Closed lucc closed 5 years ago
Is the problem here the trailing semicolon in the header value Content-Transfer-Encoding: "7bit;"
?
It doesn't look like it. I just updated #1321 and manually tried to remove the semicolon but the number of expected failures stays the same.
strange. It looks as if the semi-colon is a delimeter between optional parameters in the header values, and that the content-transfer-encoding value should not include this semi-colon: https://www.w3.org/Protocols/rfc1341/5_Content-Transfer-Encoding.html
In fact, all examples i found on the web have no trailing semo-colon.
I cannot reproduce using you corpus branch.

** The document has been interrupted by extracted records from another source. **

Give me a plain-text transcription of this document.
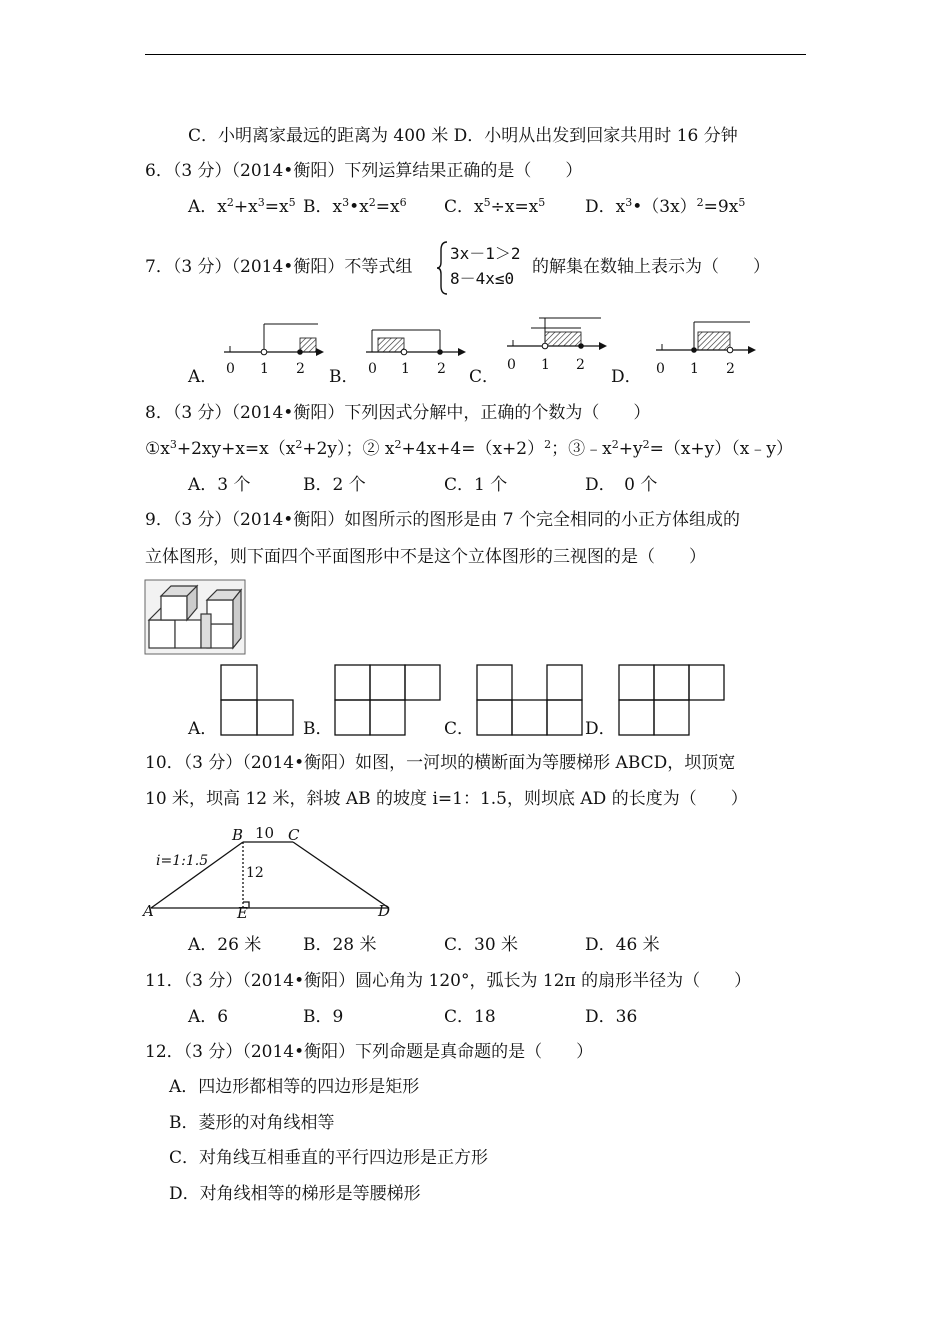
C．小明离家最远的距离为 400 米 D．小明从出发到回家共用时 16 分钟
6．（3 分）（2014•衡阳）下列运算结果正确的是（　　）
A．$x^2+x^3=x^5$ B．$x^3•x^2=x^6$ C．$x^5\div x=x^5$ D．$x^3•(3x)^2=9x^5$
7．（3 分）（2014•衡阳）不等式组
3x－1＞2
8－4x≤0
的解集在数轴上表示为（　　）
A． 0 1 2 B． 0 1 2 C．
0 1 2
D． 0 1 2
8．（3 分）（2014•衡阳）下列因式分解中，正确的个数为（　　）
$①x^3+2xy+x=x(x^2+2y)$；② $x^2+4x+4=(x+2)^2$；$③﹣x^2+y^2=(x+y)(x﹣y)$
A．3 个	B．2 个	C．1 个	D．　0 个
9．（3 分）（2014•衡阳）如图所示的图形是由 7 个完全相同的小正方体组成的
立体图形，则下面四个平面图形中不是这个立体图形的三视图的是（　　）
A．	B．	C．	D．
10．（3 分）（2014•衡阳）如图，一河坝的横断面为等腰梯形 ABCD，坝顶宽
10 米，坝高 12 米，斜坡 AB 的坡度 i=1：1.5，则坝底 AD 的长度为（　　）
B 10 C
i=1:1.5
12
A	E	D
A．26 米 B．28 米	C．30 米	D．46 米
11．（3 分）（2014•衡阳）圆心角为 120°，弧长为 12π 的扇形半径为（　　）
A．6	B．9	C．18	D．36
12．（3 分）（2014•衡阳）下列命题是真命题的是（　　）
A．四边形都相等的四边形是矩形
B．菱形的对角线相等
C．对角线互相垂直的平行四边形是正方形
D．对角线相等的梯形是等腰梯形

If i reomve the "expected failure" decorator in the test, i get this:
python3 -m unittest tests.db.utils_test.TestRemoveCte.test_issue_1301
E
======================================================================
ERROR: test_issue_1301 (tests.db.utils_test.TestRemoveCte)
----------------------------------------------------------------------
Traceback (most recent call last):
File "/home/pazz/projects/alot/tests/db/utils_test.py", line 747, in test_issue_1301
mail = email.message_from_file(fp)
File "/usr/lib/python3.6/email/__init__.py", line 54, in message_from_file
return Parser(*args, **kws).parse(fp)
File "/usr/lib/python3.6/email/parser.py", line 54, in parse
data = fp.read(8192)
File "/usr/lib/python3.6/codecs.py", line 321, in decode
(result, consumed) = self._buffer_decode(data, self.errors, final)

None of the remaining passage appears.